Comme souvent face à l’évidence qui s’impose, il est utile de faire un pas de côté pour réinterroger cette notion, et finalement mieux s’en saisir.
Ce pas de côté, je l’ai fait en mai 2023 en préparant un atelier sur l’esprit critique pour les Rencontres d’été du CRAP-Cahiers pédagogiques.
La première partie de cet atelier devait s’attarder à définir le sujet. Premier flou face à l’évidence : « C’est quoi au juste l’esprit critique ? » Bien sûr, des mots viennent assez facilement en tête : argumenter, critiquer, douter, incrédulité, scepticisme, etc. Très vite, ils s’estompent au profit de questions : « Faut-il vraiment douter de tout, tout le temps, pour faire preuve d’esprit critique ? » « Apprendre à argumenter une idée, est-ce de l’esprit critique ou de l’entrainement à la persuasion ? » « L’école peut-elle à la fois développer l’esprit critique et entretenir la croyance au père Noël dans le premier degré ? »

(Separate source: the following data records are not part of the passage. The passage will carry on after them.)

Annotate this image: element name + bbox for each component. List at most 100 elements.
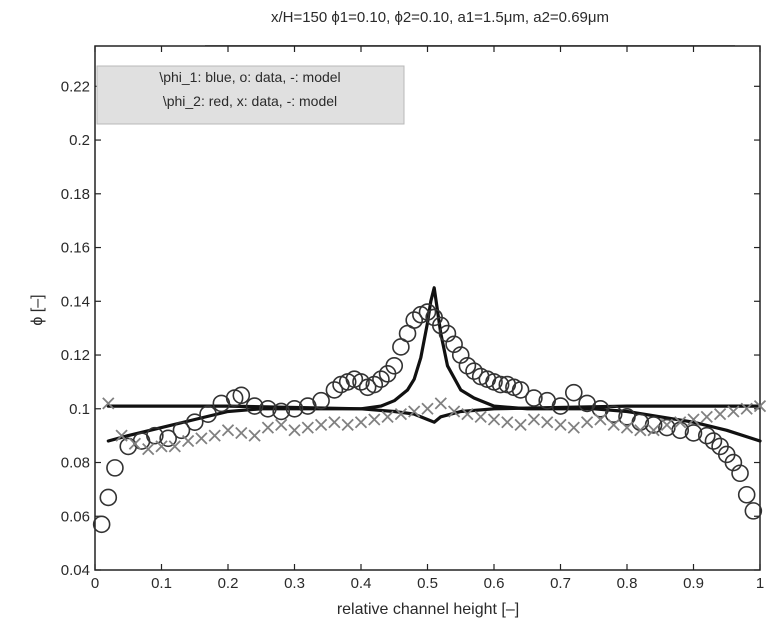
data-point-cross [195, 432, 208, 445]
data-point-circle [465, 362, 483, 380]
data-point-circle [564, 383, 583, 402]
data-point-circle [445, 335, 463, 354]
data-point-circle [704, 432, 723, 450]
x-tick-label: 0.9 [683, 575, 704, 592]
data-point-cross [168, 440, 181, 453]
y-tick-label: 0.2 [69, 132, 90, 149]
data-point-circle [491, 375, 510, 394]
data-point-cross [541, 416, 554, 429]
data-point-cross [354, 416, 368, 429]
data-point-cross [487, 413, 501, 426]
data-point-circle [385, 356, 404, 375]
data-point-cross [275, 418, 288, 432]
data-point-circle [737, 485, 756, 504]
data-point-cross [248, 429, 261, 442]
x-tick-label: 0.2 [218, 575, 239, 592]
y-tick-label: 0.1 [69, 401, 90, 418]
data-point-circle [684, 424, 703, 442]
data-point-cross [594, 413, 607, 426]
chart-title: x/H=150 ϕ1=0.10, ϕ2=0.10, a1=1.5μm, a2=0… [271, 9, 609, 26]
data-point-circle [352, 373, 370, 391]
data-point-circle [511, 381, 530, 399]
y-tick-label: 0.12 [61, 347, 90, 364]
data-point-circle [245, 397, 264, 415]
y-tick-label: 0.18 [61, 186, 90, 203]
y-tick-label: 0.16 [61, 240, 90, 257]
data-point-cross [447, 405, 461, 418]
data-point-circle [259, 399, 277, 418]
legend-entry-phi2: \phi_2: red, x: data, -: model [163, 93, 337, 109]
data-point-circle [92, 515, 111, 534]
data-point-cross [314, 418, 328, 432]
x-tick-label: 0.6 [484, 575, 505, 592]
data-point-circle [458, 356, 477, 375]
data-point-circle [744, 502, 763, 520]
data-point-cross [700, 410, 713, 423]
model-curve-phi2 [106, 404, 762, 424]
data-point-cross [301, 421, 314, 434]
x-tick-label: 0.1 [151, 575, 172, 592]
y-tick-label: 0.06 [61, 508, 90, 525]
data-point-cross [115, 429, 128, 442]
data-point-cross [408, 405, 421, 418]
data-point-cross [381, 410, 394, 423]
data-point-cross [128, 437, 142, 450]
x-axis-label: relative channel height [–] [337, 601, 519, 618]
data-point-cross [368, 413, 381, 426]
data-point-cross [208, 429, 221, 442]
data-point-cross [181, 434, 195, 448]
data-point-cross [567, 421, 580, 434]
data-point-circle [438, 324, 457, 343]
data-point-circle [172, 421, 191, 440]
data-point-circle [232, 386, 251, 405]
y-axis-label: ϕ [–] [29, 294, 46, 325]
legend-entry-phi1: \phi_1: blue, o: data, -: model [159, 69, 340, 85]
data-point-cross [261, 421, 275, 434]
data-point-circle [551, 397, 570, 415]
data-point-circle [146, 426, 164, 445]
data-point-cross [514, 418, 527, 432]
data-point-cross [620, 421, 634, 434]
y-tick-label: 0.08 [61, 455, 90, 472]
data-point-cross [554, 418, 567, 432]
data-point-cross [102, 397, 115, 410]
data-point-cross [740, 402, 753, 415]
data-point-cross [713, 408, 727, 421]
data-point-circle [106, 459, 124, 477]
data-point-circle [199, 405, 217, 423]
data-point-circle [159, 429, 177, 448]
data-point-cross [727, 405, 740, 418]
data-point-cross [580, 416, 594, 429]
data-point-cross [221, 424, 235, 437]
data-point-cross [421, 402, 434, 415]
data-point-circle [724, 453, 743, 472]
data-point-cross [461, 408, 474, 421]
x-tick-label: 0.4 [351, 575, 372, 592]
data-point-circle [525, 389, 543, 407]
x-tick-label: 0.5 [417, 575, 438, 592]
data-point-cross [341, 418, 354, 432]
data-point-circle [272, 402, 291, 421]
data-point-cross [527, 413, 541, 426]
data-point-circle [731, 464, 749, 483]
y-tick-label: 0.14 [61, 293, 90, 310]
data-point-circle [285, 399, 304, 418]
plot-area [94, 45, 761, 571]
data-point-circle [185, 413, 204, 432]
data-point-circle [312, 391, 330, 410]
data-point-circle [405, 311, 424, 329]
data-point-cross [394, 408, 408, 421]
data-point-circle [99, 488, 118, 507]
data-point-circle [325, 381, 344, 399]
axis-ticks: 0 0.1 0.2 0.3 0.4 0.5 0.6 0.7 0.8 0.9 1 0.04 0.06 0.0… [61, 46, 764, 592]
data-point-cross [288, 424, 301, 437]
data-point-circle [418, 303, 437, 321]
y-tick-label: 0.04 [61, 562, 90, 579]
data-point-cross [634, 424, 647, 437]
data-point-cross [687, 413, 700, 426]
data-point-cross [674, 416, 687, 429]
data-point-cross [647, 424, 660, 437]
x-tick-label: 0.7 [550, 575, 571, 592]
data-point-cross [328, 416, 341, 429]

Il apparait alors nécessaire de resserrer le périmètre de cet enseignement pour sortir de la simple injonction à enseigner l’esprit critique, qui s’avère bien souvent inopérante. Les travaux d’Elena Pasquinelli proposent de définir l’esprit critique comme la capacité à évaluer informations, sources et contenus à notre disposition afin de calibrer notre confiance et de faire confiance à bon escient pour construire une opinion éclairée et prendre des décisions fondées1.
Ainsi, dans le cadre de cette définition, enseigner l’esprit critique revient à faire prendre conscience aux élèves qu’une information se positionne sur un degré de confiance, et que ce positionnement peut évoluer en fonction des sources, des recoupements et de certains biais cognitifs.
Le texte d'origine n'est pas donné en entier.